Schaffner decided to restore ‘57.577’ in the style of ‘57.593’, the Corsica-bodied Type 57S sports roadster first owned by Colonel G M Giles, a former chairman of the Bugatti Owners Club. Based in North London, Corsica was a relatively small firm that allowed clients considerable freedom in determining their cars’ final appearance – surely the ultimate in ‘bespoke’ – an approach that endeared it to wealthy sporting motorists. The body of the Colonel’s car was designed by his brother, Eric Giles. Registered ‘GU 7’ and known as ‘La petite Sézanne’, the ex-Giles Type 57 currently resides in a private collection in the USA and in 1993 won ‘Best of Show’ honours at the Pebble Beach Concours d’Élegance.
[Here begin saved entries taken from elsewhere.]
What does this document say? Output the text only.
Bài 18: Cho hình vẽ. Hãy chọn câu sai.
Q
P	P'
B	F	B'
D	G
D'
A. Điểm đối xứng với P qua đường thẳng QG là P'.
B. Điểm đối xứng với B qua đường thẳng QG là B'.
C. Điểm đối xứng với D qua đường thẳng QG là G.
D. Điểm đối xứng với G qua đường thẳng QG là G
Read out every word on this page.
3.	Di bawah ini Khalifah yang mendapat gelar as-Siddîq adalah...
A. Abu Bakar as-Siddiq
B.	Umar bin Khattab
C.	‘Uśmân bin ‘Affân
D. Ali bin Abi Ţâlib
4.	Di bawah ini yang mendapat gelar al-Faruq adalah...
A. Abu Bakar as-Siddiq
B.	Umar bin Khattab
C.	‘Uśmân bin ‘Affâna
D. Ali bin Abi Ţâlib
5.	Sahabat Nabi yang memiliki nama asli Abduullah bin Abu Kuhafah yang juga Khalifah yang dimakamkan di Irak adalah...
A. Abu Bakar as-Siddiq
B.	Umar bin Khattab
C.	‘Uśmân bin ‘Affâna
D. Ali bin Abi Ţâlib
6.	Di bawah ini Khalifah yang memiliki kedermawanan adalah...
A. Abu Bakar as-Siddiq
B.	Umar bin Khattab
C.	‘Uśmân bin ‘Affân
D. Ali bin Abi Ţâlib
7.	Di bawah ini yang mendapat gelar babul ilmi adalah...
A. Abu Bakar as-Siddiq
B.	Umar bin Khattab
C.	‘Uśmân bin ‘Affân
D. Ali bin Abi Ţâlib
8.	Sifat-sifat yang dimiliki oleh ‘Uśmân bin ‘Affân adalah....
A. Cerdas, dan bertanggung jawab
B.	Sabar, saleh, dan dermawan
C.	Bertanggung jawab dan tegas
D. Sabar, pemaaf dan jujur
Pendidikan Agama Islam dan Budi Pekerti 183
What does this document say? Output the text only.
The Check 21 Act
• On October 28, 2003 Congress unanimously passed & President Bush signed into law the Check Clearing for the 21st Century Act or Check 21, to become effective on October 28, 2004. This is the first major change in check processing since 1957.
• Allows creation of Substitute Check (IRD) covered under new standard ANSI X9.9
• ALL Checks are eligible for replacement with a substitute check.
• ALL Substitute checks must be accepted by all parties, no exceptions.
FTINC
Schaffner removed his car’s original Stelvio body and had the chassis frame professionally shortened to a wheelbase of 2.6 metres (from 3.3 metres). This is much shorter than the standard Type 57S wheelbase of 2.98 metres. The engine was sent for reconditioning to the firm of Bereuter (Heinz and Kurt). Copies of photographs of the rebuild, held in Bereuter’s archive, are included in the sale and show the conversion to downdraft induction.
Using photographs of ‘La petite Sézanne’ for guidance, Schaffner made the aluminium body himself with assistance from professional craftsmen. The Bugatti was finished in 1967/68 and painted in pale blue with tan upholstery. Using trade plates, Schaffner exhibited it at various classic car meetings around Switzerland before selling it on to Rolls-Royce collector, Matti Schumacher. Within a matter of days the Bugatti had changed hands again twice, leaving Switzerland for Germany circa 1972. From Germany the car went to the UK, was sold via a London showroom to Robert Yung, an American collector from Hawaii, and exported to the USA. The number currently stamped on the car – ‘57.584’ – is believed to date from around this time when, coincidentally, the real ‘57.584’ was returning to Europe from the USA. ‘57.584’ currently belongs to a Bugatti enthusiast in the Netherlands.